Quanto detto basta ad assicurarci che la riforma si farà? Purtroppo no, visti i precedenti e vista l’utilizzazione meramente tattica che, del tema, sinora si è fatta.
Ma se, spes contra spem, si volesse fare sul serio, forse si dovrebbe ripartire dall’inizio. Dai punti che gli stessi costituenti considerarono dei compromessi insoddisfacenti? A cominciare dalla forma di governo o dal tema della giustizia. Si rileggano quelle pagine e si recuperino quelle proposte, modernissime, che furono abbandonate “perché la condizione attuale” (del 1946) non lo consentiva. Il Presidenzialismo, il premierato forte, il ruolo dei PM, le leggi elettorali o il bicameralismo.
Tanti spunti e non poche sorprese. L’attuale dibattito si sdrammatizzerebbe non poco e ci libereremmo di tanti tabù che lo avvelenano. Soprattutto troveremo molte proposte oggi irrise dall’ortodossia costituzionale dei benpensanti di turno.
Scopriremmo che certe posizioni di tanti Costituenti (da Calamandrei a Einaudi, da Tosato a Leone, da Mortati a Ruini) vennero sconfitte da una ragion di Stato che oggi non ha più ragion d’essere. Un ritorno alla Costituente sarebbe l’esatto contrario del “ritorno allo Statuto”.
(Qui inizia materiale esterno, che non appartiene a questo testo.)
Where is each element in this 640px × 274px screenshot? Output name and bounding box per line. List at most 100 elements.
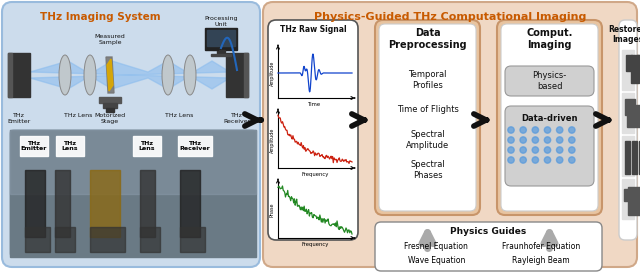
Bar	[10, 130, 256, 257]
Bar	[180, 170, 200, 237]
Circle shape	[556, 147, 563, 153]
Bar	[90, 227, 125, 252]
Circle shape	[532, 127, 538, 133]
Bar	[178, 136, 212, 156]
FancyBboxPatch shape	[375, 20, 480, 215]
Text: Data-driven: Data-driven	[521, 114, 578, 123]
Bar	[103, 103, 117, 108]
Text: THz Lens: THz Lens	[64, 113, 92, 118]
Bar	[25, 170, 45, 237]
Bar	[632, 141, 637, 174]
Text: Physics-
based: Physics- based	[532, 71, 566, 91]
Bar	[211, 54, 231, 56]
Bar	[205, 28, 237, 50]
Text: THz Lens: THz Lens	[165, 113, 193, 118]
Circle shape	[544, 147, 550, 153]
Bar	[622, 179, 634, 219]
Bar	[625, 141, 630, 174]
FancyBboxPatch shape	[268, 20, 358, 240]
Circle shape	[520, 127, 526, 133]
Ellipse shape	[59, 55, 71, 95]
Bar	[627, 105, 640, 127]
Text: Amplitude: Amplitude	[270, 127, 275, 153]
Bar	[106, 108, 114, 112]
Circle shape	[508, 127, 514, 133]
Circle shape	[568, 157, 575, 163]
Bar	[8, 53, 12, 97]
Bar	[56, 136, 84, 156]
Text: Frequency: Frequency	[301, 242, 329, 247]
Bar	[55, 170, 70, 237]
Text: Physics-Guided THz Computational Imaging: Physics-Guided THz Computational Imaging	[314, 12, 586, 22]
Ellipse shape	[84, 55, 96, 95]
Text: Motorized
Stage: Motorized Stage	[95, 113, 125, 124]
Bar	[55, 227, 75, 252]
Text: Time: Time	[308, 102, 321, 107]
Circle shape	[532, 147, 538, 153]
Bar	[25, 227, 50, 252]
Bar	[244, 53, 248, 97]
Circle shape	[532, 157, 538, 163]
Circle shape	[556, 157, 563, 163]
Text: Time of Flights: Time of Flights	[397, 105, 458, 115]
Circle shape	[568, 137, 575, 143]
FancyBboxPatch shape	[263, 2, 637, 267]
Polygon shape	[107, 59, 113, 91]
Circle shape	[544, 137, 550, 143]
Text: Restored
Images: Restored Images	[609, 25, 640, 44]
Circle shape	[556, 127, 563, 133]
Bar	[622, 136, 634, 176]
Circle shape	[544, 127, 550, 133]
Text: THz
Receiver: THz Receiver	[223, 113, 251, 124]
Circle shape	[520, 137, 526, 143]
Bar	[90, 170, 120, 237]
Bar	[8, 53, 30, 97]
Circle shape	[532, 137, 538, 143]
Text: Phase: Phase	[270, 203, 275, 217]
Bar	[140, 227, 160, 252]
Circle shape	[568, 147, 575, 153]
Text: THz
Receiver: THz Receiver	[180, 141, 211, 152]
Circle shape	[508, 147, 514, 153]
FancyBboxPatch shape	[505, 106, 594, 186]
FancyBboxPatch shape	[379, 24, 476, 211]
Bar	[622, 50, 634, 90]
Bar	[140, 170, 155, 237]
Circle shape	[508, 157, 514, 163]
Polygon shape	[106, 57, 114, 93]
Text: THz
Emitter: THz Emitter	[8, 113, 31, 124]
Circle shape	[520, 157, 526, 163]
Text: Temporal
Profiles: Temporal Profiles	[408, 70, 447, 90]
Bar	[226, 53, 248, 97]
Text: Amplitude: Amplitude	[270, 60, 275, 86]
Text: Processing
Unit: Processing Unit	[204, 16, 237, 27]
Bar	[20, 136, 48, 156]
Text: THz
Lens: THz Lens	[139, 141, 156, 152]
FancyBboxPatch shape	[505, 66, 594, 96]
Text: Data
Preprocessing: Data Preprocessing	[388, 28, 467, 50]
Bar	[637, 55, 640, 65]
FancyBboxPatch shape	[619, 20, 637, 240]
Bar	[624, 189, 629, 201]
Text: Wave Equation: Wave Equation	[408, 256, 465, 265]
Circle shape	[520, 147, 526, 153]
Text: THz Imaging System: THz Imaging System	[40, 12, 160, 22]
Bar	[626, 55, 632, 71]
Text: THz
Lens: THz Lens	[61, 141, 78, 152]
Text: Measured
Sample: Measured Sample	[95, 34, 125, 45]
Circle shape	[544, 157, 550, 163]
Bar	[133, 136, 161, 156]
FancyBboxPatch shape	[375, 222, 602, 271]
Text: Physics Guides: Physics Guides	[451, 227, 527, 236]
Bar	[217, 50, 225, 54]
Ellipse shape	[184, 55, 196, 95]
Ellipse shape	[162, 55, 174, 95]
Circle shape	[556, 137, 563, 143]
Bar	[631, 55, 639, 83]
Polygon shape	[30, 61, 230, 89]
Bar	[99, 97, 121, 103]
Text: Spectral
Amplitude: Spectral Amplitude	[406, 130, 449, 150]
Bar	[628, 187, 640, 215]
Circle shape	[508, 137, 514, 143]
Text: Fresnel Equation: Fresnel Equation	[404, 242, 468, 251]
Ripartiamo da lì. Così onoreremmo “da adulti” la Costituzione e il lavoro dei Costituenti. E daremmo un tono strategico ad un dibattito asfissiato dai tatticismi ipocriti che hanno solo l’effetto di delegittimare ciò che c’è, senza sostituirlo con nulla di nuovo. Preparando, ahimè, veramente la strada a qualche pulsione autoritaria.